LILLIAN AND JANE HAD
a fight. In eight and a half years of school, they had never had a fight, so Lillian was floored, not only at Jane for saying, “You think Phil is a goof; well, he’s not, and I’m tired of you being such a snob!” but also at herself for saying, “Open your eyes, Jane, he is a goof!” And he was, but goofy guys were everywhere, and what did Lillian care if one of them had attached himself to Jane? The top of his head came up to Jane’s nose, and he was always laughing, ha-huh-ha-huh, and if he ever had a handkerchief, Lillian would be thunderstruck. Still, he was nice enough, she didn’t dislike him, and he was in three of her classes. But Jane stood by the flagpole outside of the school when all the kids were waiting for the hack and shouted at her, “Stop being such a snob! Stop being such a snob!” And when Jane burst into tears, Lillian actually looked around to see who she was yelling at, and she saw the other kids looking at her.
The next day was the worst day of her life. It started at breakfast, when she had Claire on her lap, and Claire gagged up some sausage and it landed on her white blouse, which she had pressed the night before; then she argued with Mama about whether you could still see the spot, and flounced up to her room to change, but there was nothing that went with that skirt, so she had to put on an outfit she had already worn that week. While she was dressing, she saw the hack pass outside the window, and so she had to run to catch it, all the
way past Minnie and Lois’s house, so she was out of breath and her hair was a mess by the time she was sitting in her seat. Lillian knew that she was a perfectionist, and that that was a bad thing, but sitting there, and then after she got down and went into school, she could not stop thinking about the wrong things—her outfit and her hair, and her feeling that she was already late to everything for the rest of the day. One look at Jane, in math class, sitting with Betty Halladay, told her that Jane was still furious with her; both she and Betty stared at Lillian for a long time before turning their gaze away.

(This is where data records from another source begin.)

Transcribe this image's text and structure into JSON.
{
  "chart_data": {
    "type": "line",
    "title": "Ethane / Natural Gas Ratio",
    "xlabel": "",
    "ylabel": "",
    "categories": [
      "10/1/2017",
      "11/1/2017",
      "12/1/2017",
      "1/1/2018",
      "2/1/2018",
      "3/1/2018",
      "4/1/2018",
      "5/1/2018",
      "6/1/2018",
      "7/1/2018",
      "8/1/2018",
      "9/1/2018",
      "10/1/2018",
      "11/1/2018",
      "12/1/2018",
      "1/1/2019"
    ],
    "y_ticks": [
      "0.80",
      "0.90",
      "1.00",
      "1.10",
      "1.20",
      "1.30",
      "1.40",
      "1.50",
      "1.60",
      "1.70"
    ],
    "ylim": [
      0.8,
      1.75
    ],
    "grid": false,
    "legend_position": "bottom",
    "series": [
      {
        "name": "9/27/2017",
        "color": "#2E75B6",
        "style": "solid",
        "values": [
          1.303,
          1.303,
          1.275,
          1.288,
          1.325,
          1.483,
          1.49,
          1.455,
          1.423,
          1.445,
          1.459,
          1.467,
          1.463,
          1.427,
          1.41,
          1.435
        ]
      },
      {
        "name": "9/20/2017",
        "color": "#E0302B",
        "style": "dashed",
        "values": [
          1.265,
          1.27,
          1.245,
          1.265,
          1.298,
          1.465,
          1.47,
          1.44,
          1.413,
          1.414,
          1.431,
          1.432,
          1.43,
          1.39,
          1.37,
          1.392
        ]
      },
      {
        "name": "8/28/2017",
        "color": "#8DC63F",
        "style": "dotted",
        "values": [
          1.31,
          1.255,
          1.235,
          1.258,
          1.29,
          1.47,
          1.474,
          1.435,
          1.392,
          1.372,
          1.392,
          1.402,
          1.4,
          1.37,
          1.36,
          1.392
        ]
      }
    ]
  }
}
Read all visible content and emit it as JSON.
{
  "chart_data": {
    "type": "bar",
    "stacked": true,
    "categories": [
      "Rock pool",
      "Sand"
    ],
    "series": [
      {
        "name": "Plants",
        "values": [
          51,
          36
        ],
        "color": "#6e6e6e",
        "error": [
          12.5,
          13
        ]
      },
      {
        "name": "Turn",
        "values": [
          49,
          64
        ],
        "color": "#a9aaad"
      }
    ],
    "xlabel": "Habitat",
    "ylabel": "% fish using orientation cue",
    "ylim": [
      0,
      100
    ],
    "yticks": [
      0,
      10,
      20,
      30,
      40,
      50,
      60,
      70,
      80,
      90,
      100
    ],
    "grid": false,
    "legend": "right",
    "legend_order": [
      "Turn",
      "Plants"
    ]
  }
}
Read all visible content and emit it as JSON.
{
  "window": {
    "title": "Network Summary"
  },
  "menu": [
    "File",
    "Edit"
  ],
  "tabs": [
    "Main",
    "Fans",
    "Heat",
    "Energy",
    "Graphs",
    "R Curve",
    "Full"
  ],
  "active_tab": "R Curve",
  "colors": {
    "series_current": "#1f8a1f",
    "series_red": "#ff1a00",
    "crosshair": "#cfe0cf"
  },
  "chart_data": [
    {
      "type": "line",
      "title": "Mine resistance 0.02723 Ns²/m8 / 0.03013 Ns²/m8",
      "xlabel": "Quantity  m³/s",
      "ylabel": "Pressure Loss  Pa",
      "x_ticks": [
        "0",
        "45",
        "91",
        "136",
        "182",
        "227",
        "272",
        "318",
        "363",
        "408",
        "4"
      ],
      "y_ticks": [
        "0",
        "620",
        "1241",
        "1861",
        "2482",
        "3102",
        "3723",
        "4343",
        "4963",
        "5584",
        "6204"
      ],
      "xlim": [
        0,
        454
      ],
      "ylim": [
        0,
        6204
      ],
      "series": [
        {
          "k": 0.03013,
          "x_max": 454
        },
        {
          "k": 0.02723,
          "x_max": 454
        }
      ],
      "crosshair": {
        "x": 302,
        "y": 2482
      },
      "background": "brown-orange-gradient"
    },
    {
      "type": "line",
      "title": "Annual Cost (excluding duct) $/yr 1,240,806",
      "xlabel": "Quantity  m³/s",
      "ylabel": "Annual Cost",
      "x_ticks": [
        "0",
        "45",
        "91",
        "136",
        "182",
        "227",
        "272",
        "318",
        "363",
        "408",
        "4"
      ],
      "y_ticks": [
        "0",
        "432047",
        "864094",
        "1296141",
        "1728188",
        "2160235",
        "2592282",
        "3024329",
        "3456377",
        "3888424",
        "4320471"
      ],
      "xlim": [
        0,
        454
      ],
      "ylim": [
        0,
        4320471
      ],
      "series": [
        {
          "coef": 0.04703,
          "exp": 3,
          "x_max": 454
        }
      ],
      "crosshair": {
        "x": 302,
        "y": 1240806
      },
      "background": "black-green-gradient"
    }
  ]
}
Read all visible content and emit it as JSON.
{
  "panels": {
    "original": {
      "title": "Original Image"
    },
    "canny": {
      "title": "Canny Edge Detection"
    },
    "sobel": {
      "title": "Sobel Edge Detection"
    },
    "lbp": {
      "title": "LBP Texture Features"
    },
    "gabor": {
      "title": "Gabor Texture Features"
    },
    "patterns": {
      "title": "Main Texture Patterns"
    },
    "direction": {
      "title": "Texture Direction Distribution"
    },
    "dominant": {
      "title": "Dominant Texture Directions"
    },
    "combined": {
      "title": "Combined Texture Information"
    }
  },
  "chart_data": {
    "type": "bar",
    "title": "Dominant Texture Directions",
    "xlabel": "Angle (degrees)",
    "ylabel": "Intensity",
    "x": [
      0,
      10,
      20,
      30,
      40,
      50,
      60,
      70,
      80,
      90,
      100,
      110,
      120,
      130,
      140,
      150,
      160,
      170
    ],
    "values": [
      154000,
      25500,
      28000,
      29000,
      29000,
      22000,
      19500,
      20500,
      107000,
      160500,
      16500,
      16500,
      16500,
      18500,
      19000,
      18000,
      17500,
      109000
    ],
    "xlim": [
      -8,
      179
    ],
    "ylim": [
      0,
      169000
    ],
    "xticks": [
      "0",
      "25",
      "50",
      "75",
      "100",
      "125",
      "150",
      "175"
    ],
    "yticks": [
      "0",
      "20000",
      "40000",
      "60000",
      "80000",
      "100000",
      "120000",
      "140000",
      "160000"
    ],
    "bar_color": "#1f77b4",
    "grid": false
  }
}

It did seem as though no one at all spoke to her all morning, and then, when her geography test came back, she saw that she had missed almost every state capital—eight right and forty wrong—not merely an F. When she looked more closely, she saw that she had misread the pattern of the answers, and filled in the wrong circles—if she had been paying attention, she would have gotten three wrong and forty-five right (and who knew anything about Olympia, Salem, and Carson City, anyway?). She had even gotten the capital of Iowa wrong—she had marked it as Topeka. The paper had “See me” written along the top. For lunch, there was liver. She hated liver, and it didn’t help that everyone seemed to hate liver, and two of the boys in her class started throwing all the liver on the floor of the cafeteria, until some teachers ran over and gave everyone detention.
After lunch, she was so hungry that she fainted in English class and fell out of her desk chair, and so she ended up being walked to the nurse’s office by Mary Ann Hunsaker, who held her elbow in a tight grip “in case you fall down.” The nurse took her temperature, which was normal, and felt her head, and told her that if she felt sick again she should put her head between her knees, which Lillian could not imagine doing in front of the other kids. And still Jane did not look at her or talk to her in their last class of the day, which was Latin, irregular verbs. When she got on the hack to go home, she saw Jane and Betty across the lawn in front of the high school. They were right next to one another, their heads bowed, and they were laughing. The hack was cold, too—they drove straight into a bitter wind all the way home.